Son of deceased reaches settlement with Goodyear/Dunlop Tire | DENENA | POINTS

Our Skilled Lawyers Have Successfully Resolved Many Cases

DISCLAIMER: Please note that every case is different and these verdicts and settlements, while accurate, do not represent what we may obtain for you in your case.

Son of deceased reaches settlement with Goodyear/Dunlop Tire

Tire Tread Separation – Defective Tire

Goodyear/Dunlop GrandTrek Tire Lacked Basic Design Elements Causing Catastrophic Tread Separation

Case: Bryan Maglitto, Wrongful Death Beneficiary of Tony Maglitto v. Goodyear Dunlop Tires North America, Ltd. And the Goodyear Tire and Rubber Company, Civil Action No. 4:07-cv-00828

Court: In the United States District Court for the Southern District of Texas, Houston Division
Judge: Honorable Vanessa Gilmore

Date: July 3, 2005

Plaintiff Attorneys: Chad D. Points and Tony Denena, Denena & Points, PC, Houston, Texas

Defense Attorneys: Andrew F. Spalding, Ileana M. Blanco, Nell F. Connally, Bracewell & Giuliani

FACTS & ALLEGATIONS. Plaintiff Bryan Maglitto is the son of the late Tony Maglitto who was killed when the vehicle in which he was a back seat passenger suffered a catastrophic tread separation and rolled over. Tony’s brother was driving a Toyota Tundra pick-up truck outfitted with original equipment Dunlop TG35 P265/70R16 Grad Trek tires. While the brothers were driving west on Interstate 10 in Baytown, Harris County, Texas the left rear tire lost its tread causing the vehicle to become uncontrollable, leave the roadway and roll over. Tony Maglitto was ejected from the Tundra pick-up and died from the injuries he sustained upon hitting the ground.
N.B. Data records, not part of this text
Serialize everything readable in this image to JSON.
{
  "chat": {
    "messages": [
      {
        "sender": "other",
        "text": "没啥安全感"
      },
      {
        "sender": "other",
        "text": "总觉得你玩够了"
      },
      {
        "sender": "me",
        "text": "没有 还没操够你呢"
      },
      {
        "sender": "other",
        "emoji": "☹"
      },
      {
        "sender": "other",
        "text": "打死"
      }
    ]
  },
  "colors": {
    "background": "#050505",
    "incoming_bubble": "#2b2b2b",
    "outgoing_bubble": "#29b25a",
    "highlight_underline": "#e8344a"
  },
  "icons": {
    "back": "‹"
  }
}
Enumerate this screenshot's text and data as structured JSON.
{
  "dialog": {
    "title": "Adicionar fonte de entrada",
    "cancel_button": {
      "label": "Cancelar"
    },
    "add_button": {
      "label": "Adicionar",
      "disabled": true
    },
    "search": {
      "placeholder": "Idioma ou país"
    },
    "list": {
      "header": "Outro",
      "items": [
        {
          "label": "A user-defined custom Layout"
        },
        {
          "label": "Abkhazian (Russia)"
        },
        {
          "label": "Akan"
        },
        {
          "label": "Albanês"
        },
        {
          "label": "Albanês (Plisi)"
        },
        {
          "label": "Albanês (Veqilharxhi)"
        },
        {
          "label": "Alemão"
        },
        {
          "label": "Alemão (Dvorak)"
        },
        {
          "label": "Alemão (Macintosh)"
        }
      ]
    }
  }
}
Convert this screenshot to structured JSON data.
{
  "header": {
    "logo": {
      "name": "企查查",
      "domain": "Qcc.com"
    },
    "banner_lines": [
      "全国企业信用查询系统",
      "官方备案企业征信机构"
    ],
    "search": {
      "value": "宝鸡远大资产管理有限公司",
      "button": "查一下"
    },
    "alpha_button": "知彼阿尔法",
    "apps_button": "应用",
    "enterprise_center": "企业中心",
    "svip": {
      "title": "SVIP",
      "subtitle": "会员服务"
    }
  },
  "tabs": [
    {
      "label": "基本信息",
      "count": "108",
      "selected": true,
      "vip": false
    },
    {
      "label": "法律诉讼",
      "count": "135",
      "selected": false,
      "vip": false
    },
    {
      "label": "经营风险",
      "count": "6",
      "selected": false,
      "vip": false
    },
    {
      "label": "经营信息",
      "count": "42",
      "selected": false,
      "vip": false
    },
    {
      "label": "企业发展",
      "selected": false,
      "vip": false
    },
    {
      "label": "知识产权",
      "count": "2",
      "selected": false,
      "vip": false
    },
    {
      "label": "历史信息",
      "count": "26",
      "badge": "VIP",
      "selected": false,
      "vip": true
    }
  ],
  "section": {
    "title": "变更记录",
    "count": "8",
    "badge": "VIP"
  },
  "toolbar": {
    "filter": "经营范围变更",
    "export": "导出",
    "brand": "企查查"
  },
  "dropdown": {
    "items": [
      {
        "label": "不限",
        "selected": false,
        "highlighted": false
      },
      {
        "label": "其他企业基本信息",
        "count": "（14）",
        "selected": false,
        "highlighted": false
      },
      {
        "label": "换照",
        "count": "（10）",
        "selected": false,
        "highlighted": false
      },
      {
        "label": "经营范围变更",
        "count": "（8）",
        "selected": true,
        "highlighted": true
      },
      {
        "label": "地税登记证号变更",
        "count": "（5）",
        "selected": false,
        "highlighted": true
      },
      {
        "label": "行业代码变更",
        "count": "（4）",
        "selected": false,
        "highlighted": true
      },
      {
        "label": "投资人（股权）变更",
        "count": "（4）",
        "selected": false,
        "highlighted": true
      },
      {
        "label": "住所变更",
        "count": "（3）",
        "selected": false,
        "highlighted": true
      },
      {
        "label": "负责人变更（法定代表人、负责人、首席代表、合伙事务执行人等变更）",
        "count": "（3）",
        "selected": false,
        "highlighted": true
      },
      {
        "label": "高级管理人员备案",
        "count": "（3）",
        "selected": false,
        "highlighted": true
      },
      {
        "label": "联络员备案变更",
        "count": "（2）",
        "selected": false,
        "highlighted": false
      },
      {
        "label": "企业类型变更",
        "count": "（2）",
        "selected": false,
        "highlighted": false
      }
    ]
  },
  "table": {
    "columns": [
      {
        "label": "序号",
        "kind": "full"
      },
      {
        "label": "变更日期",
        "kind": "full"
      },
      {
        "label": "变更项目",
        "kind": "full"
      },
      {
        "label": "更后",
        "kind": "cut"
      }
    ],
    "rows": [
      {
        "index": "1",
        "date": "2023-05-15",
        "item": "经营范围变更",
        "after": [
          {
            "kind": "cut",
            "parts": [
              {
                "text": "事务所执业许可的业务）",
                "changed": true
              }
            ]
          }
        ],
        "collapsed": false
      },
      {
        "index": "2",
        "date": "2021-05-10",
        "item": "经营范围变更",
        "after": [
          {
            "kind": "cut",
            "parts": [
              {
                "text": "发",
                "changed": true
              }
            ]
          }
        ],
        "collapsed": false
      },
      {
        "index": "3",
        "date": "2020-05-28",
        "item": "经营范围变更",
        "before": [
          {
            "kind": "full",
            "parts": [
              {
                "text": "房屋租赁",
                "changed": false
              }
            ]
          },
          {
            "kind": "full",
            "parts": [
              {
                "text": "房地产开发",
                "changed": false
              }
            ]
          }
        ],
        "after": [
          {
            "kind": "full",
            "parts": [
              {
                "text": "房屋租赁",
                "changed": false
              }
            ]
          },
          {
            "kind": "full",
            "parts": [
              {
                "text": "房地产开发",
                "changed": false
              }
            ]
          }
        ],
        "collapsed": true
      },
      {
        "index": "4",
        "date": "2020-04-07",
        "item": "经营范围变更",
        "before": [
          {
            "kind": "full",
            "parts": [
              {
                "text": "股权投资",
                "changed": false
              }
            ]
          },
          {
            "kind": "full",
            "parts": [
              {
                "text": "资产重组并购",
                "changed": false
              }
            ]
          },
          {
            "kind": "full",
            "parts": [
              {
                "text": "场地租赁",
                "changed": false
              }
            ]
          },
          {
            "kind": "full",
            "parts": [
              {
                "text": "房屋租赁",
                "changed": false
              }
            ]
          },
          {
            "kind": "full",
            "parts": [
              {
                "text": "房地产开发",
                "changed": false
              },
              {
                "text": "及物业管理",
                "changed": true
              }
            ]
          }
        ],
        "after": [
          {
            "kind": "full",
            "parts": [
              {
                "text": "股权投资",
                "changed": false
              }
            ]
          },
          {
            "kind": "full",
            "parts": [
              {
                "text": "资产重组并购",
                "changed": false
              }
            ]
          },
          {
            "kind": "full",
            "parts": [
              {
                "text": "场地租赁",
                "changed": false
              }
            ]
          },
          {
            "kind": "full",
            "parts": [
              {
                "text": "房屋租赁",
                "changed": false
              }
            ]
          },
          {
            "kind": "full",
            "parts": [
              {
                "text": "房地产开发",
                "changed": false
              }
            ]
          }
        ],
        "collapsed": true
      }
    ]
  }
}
Bryan sued Goodyear/Dunlop alleging design defects existed in the tire that caused the tire to lose its tread. Specifically, the tire lacked a nylon wrap around the treads of the tire and did not have belt edge wedges. Several other Grand Trek tires were manufactured with these safer alternative designs that would have prevented the tread separation in this particular tire.
Defendant Goodyear/Dunlop claimed the tire was not defective.

Several depositions were taken in the case including Goodyear corporate representatives. There were other plaintiffs in the case represented by other lawyers. Those lawyers chose Chad to handle all corporate representative depositions because of his knowledge and experience with tire tread separation cases.

The tire company filed two motions with the court to keep our liability experts from testifying. Again, the other plantiff lawyers in the case chose Chad to brief and then argue the issues to the court. Both motions to strike our experts were denied by our trial judge.

INJURIES/DAMAGES. Death. Tony died from the injury to his brain and chest trauma.

RESULT. Chad negotiated the case on Brian’s behalf at mediation and then for two weeks after mediation. Once settlement was reached the tire company requested confidentiality as to the amount of the agreement which was granted.

Plaintiff Experts: Micky G. Gilbert, P.E., accident investigation and reconstruction, Golden, CO.; Dennis Carlson, P.E., tire analysis and design, Tucson, AZ; Larry Namias, Ph.D., psychiatric evaluation

Defense Experts: The tire company settled before it was forced to disclose experts.